The cost of building continues to soar. Across North America, construction costs are up between 5% and 11% from last year, according to a new quarterly report from the property and construction consultancy firm Rider Levett Bucknall. This continues a steady upward rise in costs seen every quarter for the past five years.
The impact of this trend is that it’s becoming increasingly expensive to build homes and office buildings. The rising costs may very well signal an oncoming recession, which will likely lead many developers to stall or even cancel big projects.
“Construction is historically a cyclical industry which responds to the general pace of the wider economy,” Julian Anderson, president of RLB North America, tells Fast Company via email. “When the economy is hot and there is a lot of investment, then construction is busy. When the economy is in recession, then the construction industry will slow.”
A rapid increase in costs, Anderson says, “typically portends the end of an up cycle.”
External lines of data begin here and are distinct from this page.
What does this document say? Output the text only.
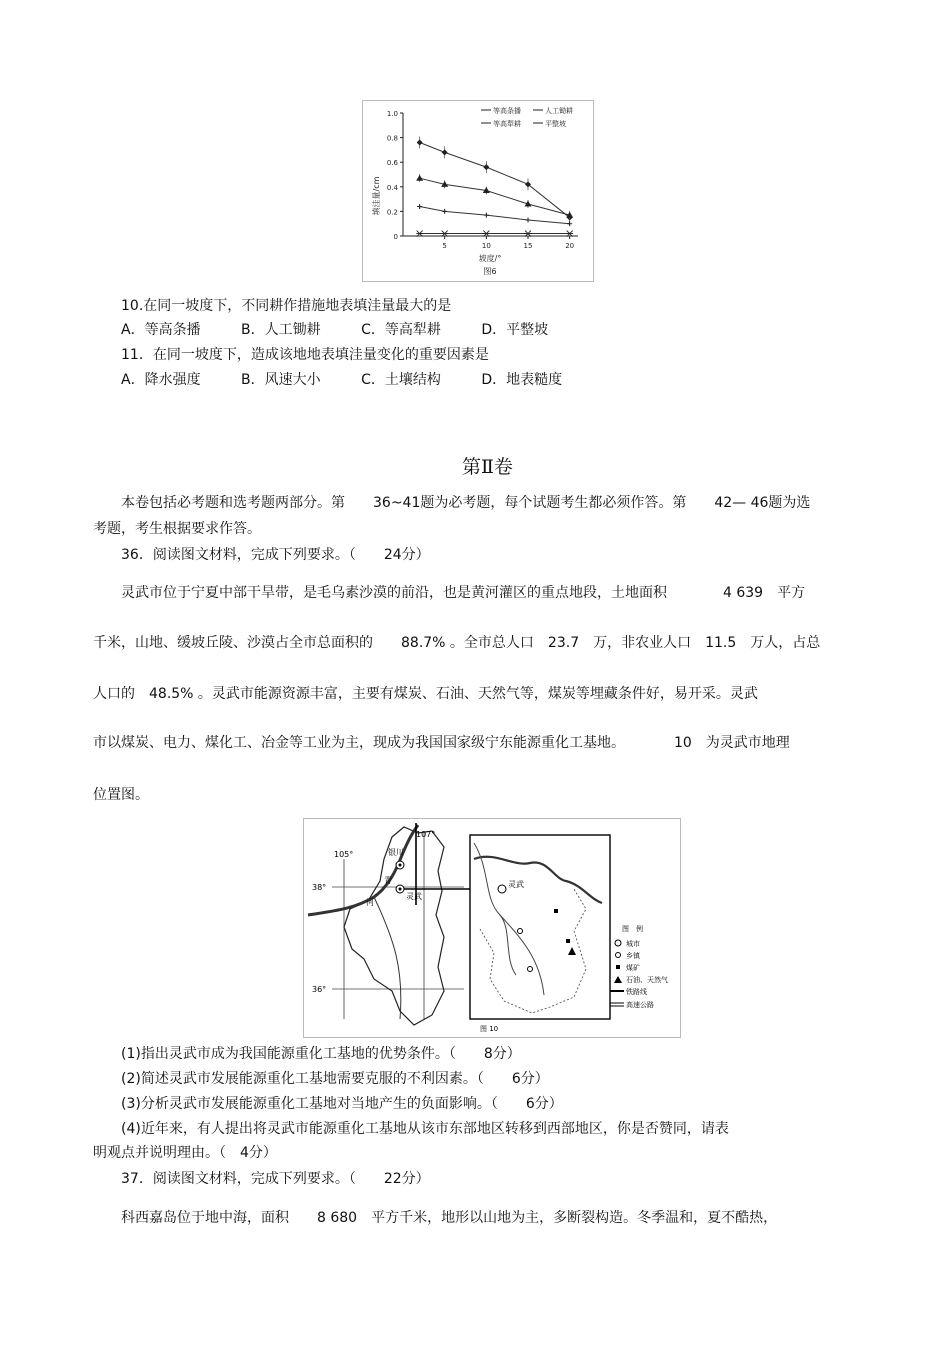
0
0.2
0.4
0.6
0.8
1.0
5	10	15	20
等高条播	人工锄耕
等高犁耕	平整坡
填洼量/cm
坡度/°
图6
10.在同一坡度下，不同耕作措施地表填洼量最大的是
A．等高条播	B．人工锄耕	C．等高犁耕	D．平整坡
11．在同一坡度下，造成该地地表填洼量变化的重要因素是
A．降水强度	B．风速大小	C．土壤结构	D．地表糙度
第Ⅱ卷
本卷包括必考题和选考题两部分。第　　36~41题为必考题，每个试题考生都必须作答。第　　42— 46题为选
考题，考生根据要求作答。
36．阅读图文材料，完成下列要求。（　　24分）
灵武市位于宁夏中部干旱带，是毛乌素沙漠的前沿，也是黄河灌区的重点地段，土地面积　　　　4 639　平方
千米，山地、缓坡丘陵、沙漠占全市总面积的　　88.7% 。全市总人口　23.7　万，非农业人口　11.5　万人，占总
人口的　48.5% 。灵武市能源资源丰富，主要有煤炭、石油、天然气等，煤炭等埋藏条件好，易开采。灵武
市以煤炭、电力、煤化工、冶金等工业为主，现成为我国国家级宁东能源重化工基地。　　　　10　为灵武市地理
位置图。
107°
105°
38°
36°
银川
灵武
青
河
灵武
图　例
城市
乡镇
煤矿
石油、天然气
铁路线
高速公路
图 10
(1)指出灵武市成为我国能源重化工基地的优势条件。（　　8分）
(2)简述灵武市发展能源重化工基地需要克服的不利因素。（　　6分）
(3)分析灵武市发展能源重化工基地对当地产生的负面影响。（　　6分）
(4)近年来，有人提出将灵武市能源重化工基地从该市东部地区转移到西部地区，你是否赞同，请表
明观点并说明理由。（　4分）
37．阅读图文材料，完成下列要求。（　　22分）
科西嘉岛位于地中海，面积　　8 680　平方千米，地形以山地为主，多断裂构造。冬季温和，夏不酷热，
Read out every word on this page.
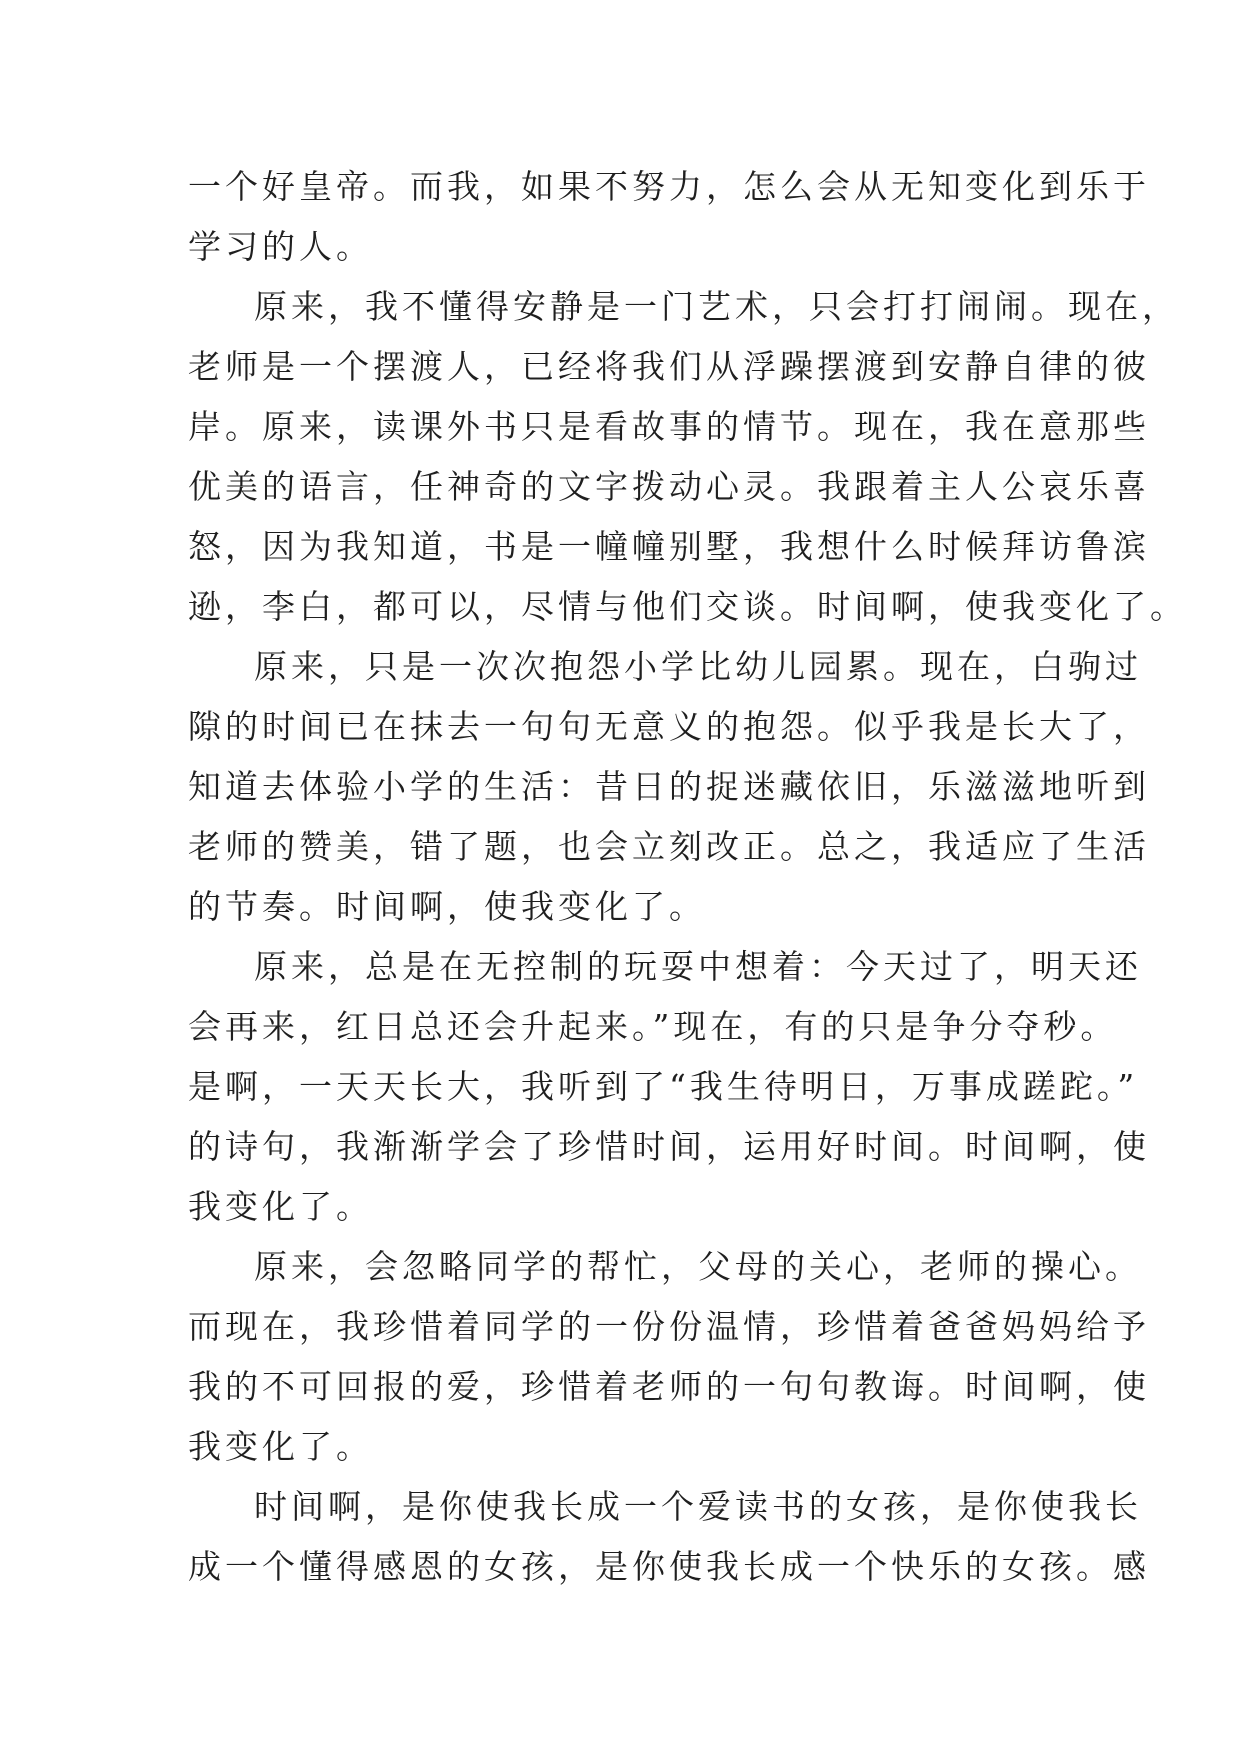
一个好皇帝。而我，如果不努力，怎么会从无知变化到乐于
学习的人。
原来，我不懂得安静是一门艺术，只会打打闹闹。现在，
老师是一个摆渡人，已经将我们从浮躁摆渡到安静自律的彼
岸。原来，读课外书只是看故事的情节。现在，我在意那些
优美的语言，任神奇的文字拨动心灵。我跟着主人公哀乐喜
怒，因为我知道，书是一幢幢别墅，我想什么时候拜访鲁滨
逊，李白，都可以，尽情与他们交谈。时间啊，使我变化了。
原来，只是一次次抱怨小学比幼儿园累。现在，白驹过
隙的时间已在抹去一句句无意义的抱怨。似乎我是长大了，
知道去体验小学的生活：昔日的捉迷藏依旧，乐滋滋地听到
老师的赞美，错了题，也会立刻改正。总之，我适应了生活
的节奏。时间啊，使我变化了。
原来，总是在无控制的玩耍中想着：今天过了，明天还
会再来，红日总还会升起来。”现在，有的只是争分夺秒。
是啊，一天天长大，我听到了“我生待明日，万事成蹉跎。”
的诗句，我渐渐学会了珍惜时间，运用好时间。时间啊，使
我变化了。
原来，会忽略同学的帮忙，父母的关心，老师的操心。
而现在，我珍惜着同学的一份份温情，珍惜着爸爸妈妈给予
我的不可回报的爱，珍惜着老师的一句句教诲。时间啊，使
我变化了。
时间啊，是你使我长成一个爱读书的女孩，是你使我长
成一个懂得感恩的女孩，是你使我长成一个快乐的女孩。感
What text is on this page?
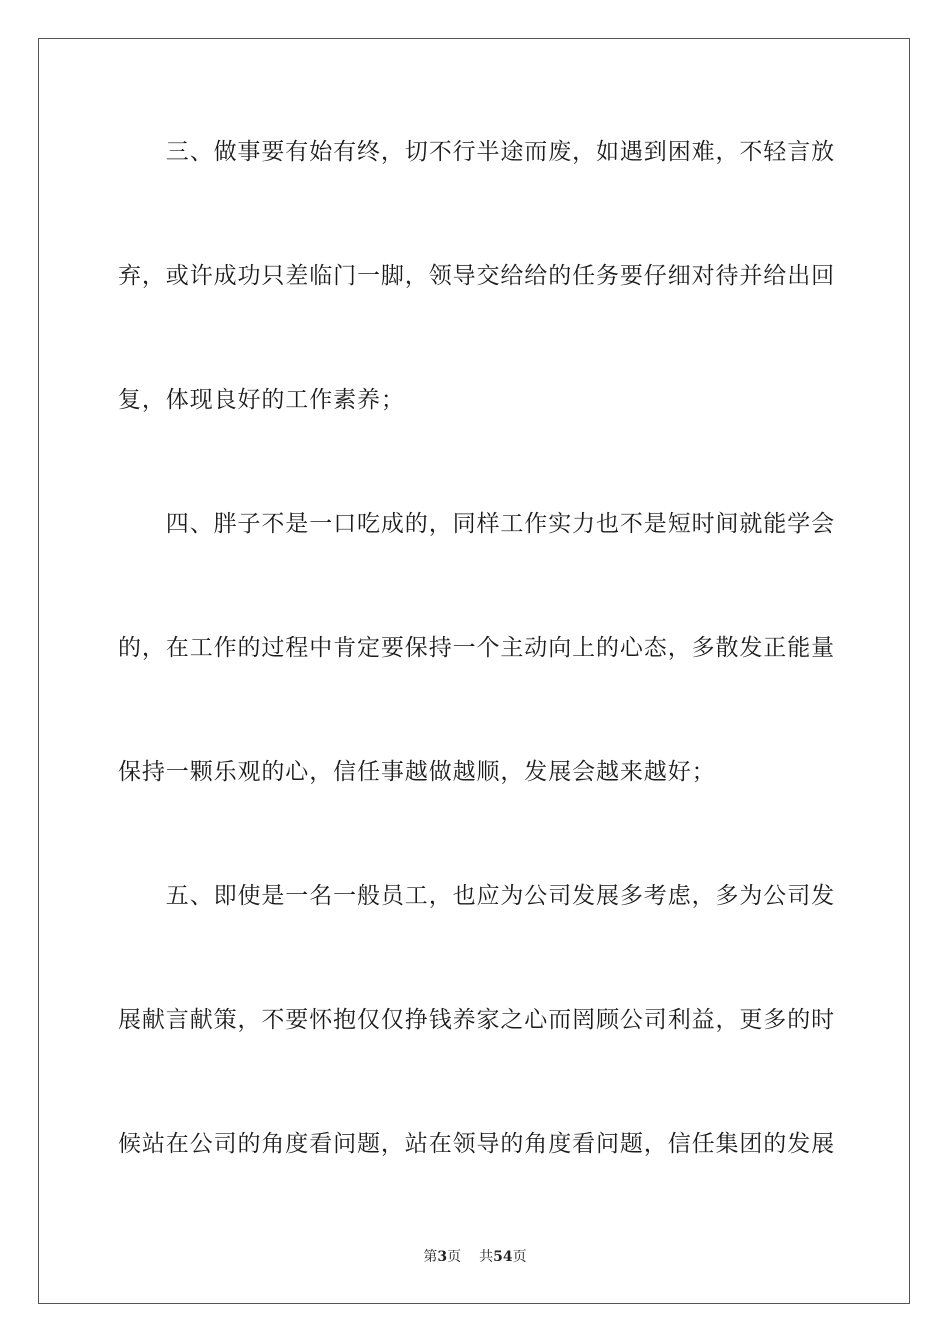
　　三、做事要有始有终，切不行半途而废，如遇到困难，不轻言放
弃，或许成功只差临门一脚，领导交给给的任务要仔细对待并给出回
复，体现良好的工作素养；
　　四、胖子不是一口吃成的，同样工作实力也不是短时间就能学会
的，在工作的过程中肯定要保持一个主动向上的心态，多散发正能量
保持一颗乐观的心，信任事越做越顺，发展会越来越好；
　　五、即使是一名一般员工，也应为公司发展多考虑，多为公司发
展献言献策，不要怀抱仅仅挣钱养家之心而罔顾公司利益，更多的时
候站在公司的角度看问题，站在领导的角度看问题，信任集团的发展
第3页 共54页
The recent rise in costs can be attributed to a number of factors, such as supply chain issues for raw materials and construction products, labor shortages, rising fuel prices, inflation, and the broader impacts of the pandemic.
These costs are happening in every one of the markets RLB’s index tracks, including 12 in the U.S. and two in Canada. But these issues aren’t hitting uniformly, with some parts of North America seeing much higher increases.
In the U.S., costs have increased the most in the Seattle area, where there’s been an 11.28% rise compared with April 2021. Chicago, Boston, New York, and Denver all saw construction cost increases of 8% or more compared to last year. In Toronto, costs are up more than 14% from last year. The slowest rate of cost increases was seen in Honolulu, though costs there are still up more than 4.5% from last year.
One major sector where costs are rising is in housing, which Anderson says can lead both small and large homebuilders to scale back. “When the rising cost of construction outstrips increases in the sale price or rental returns, then projects get delayed or canceled,” he says.
But rising construction costs alone can’t be blamed for what may be a dampening of demand in the housing market. Anderson also points to increases in cost-of-living expenses and rising interest rates, which experts believe are making the current housing crisis worse.
“While the cost of construction is an important contributor,” Anderson says, “I rank rising interest rates as a bigger challenge.”